Compassion is a wonderful and incredibly important quality. Punishment has never worked to instigate positive change. Gentleness is a certain kind of power in our lives and relationships, but it’s not always sweet and kind. Powerful gentleness must sometimes be fierce.
The psychologist Robert Augustus Masters has pointed out that when we think of compassion, we often think it means forgiving absolutely anything, never getting angry, never pushing back against someone that is hurting you. Blind compassion is easy, but it’s not useful. It doesn’t ask anyone to take responsibility for their actions. Masters writes in his book Spiritual Bypassing, “When we are driven by blind compassion, we cut everyone far too much slack, making excuses for others’ behavior and making nice in situations that require a forceful ‘no,’ an unmistakable voicing of displeasure, or a firm setting and maintaining of boundaries.”
Gentleness with ourselves and others sometimes means pushing back. Loving ourselves, certainly, requires that we get angry from time to time. Anger is the bodyguard of our boundaries, our needs, and our desires. Anger stands up for our sense of self, our autonomy and our physical safety. When we think compassion means never getting angry, we miss a powerful and appropriate opportunity to protect our boundaries. We teach people how to treat us, and blind compassion can teach others that our autonomy and safety don’t matter, that we do not ask for appropriate gentleness from the world around us. True intimacy is the coming together of two separate selves, not the enmeshment of two people into one boundary-less being. Anger can help us to know when to stand up for our right to a separate, autonomous self.
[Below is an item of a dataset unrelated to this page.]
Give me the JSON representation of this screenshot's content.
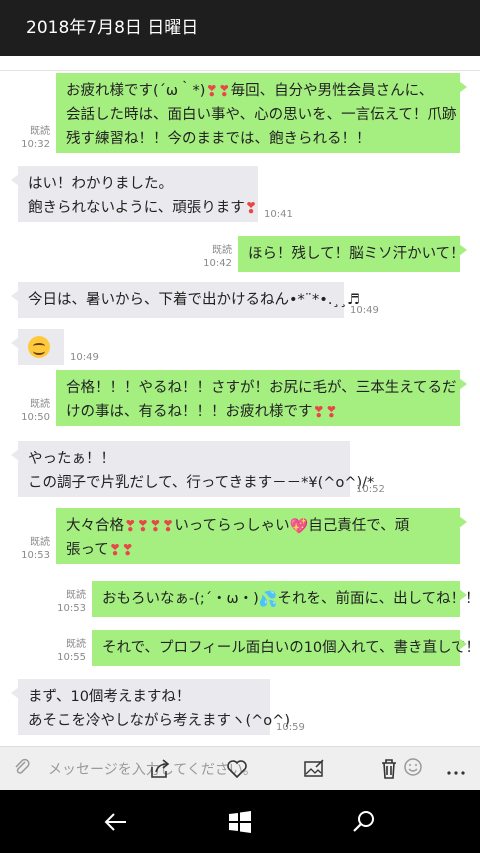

We can protect our boundaries fiercely and with gentleness. Sometimes we need to tell someone that as much as we love them, the way they are treating us is not okay. Sometimes we need to walk away. Masters insists that standing up for our boundaries and setting limits “can, and often should, be done out of love, but blind compassion keeps love too meek, sentenced to wearing a kind face.” Love isn’t always kind and sweet. True love is fierce. True love knows where its “no” is. Cultivating relationships, whether it’s with ourselves or with other human beings, requires some negotiation, some separation between the self and the other, some insistence on the limits of how far a loved one can push us. We must be gentle, certainly, with ourselves and with our others, and sometimes that includes a clear, fierce, “no.”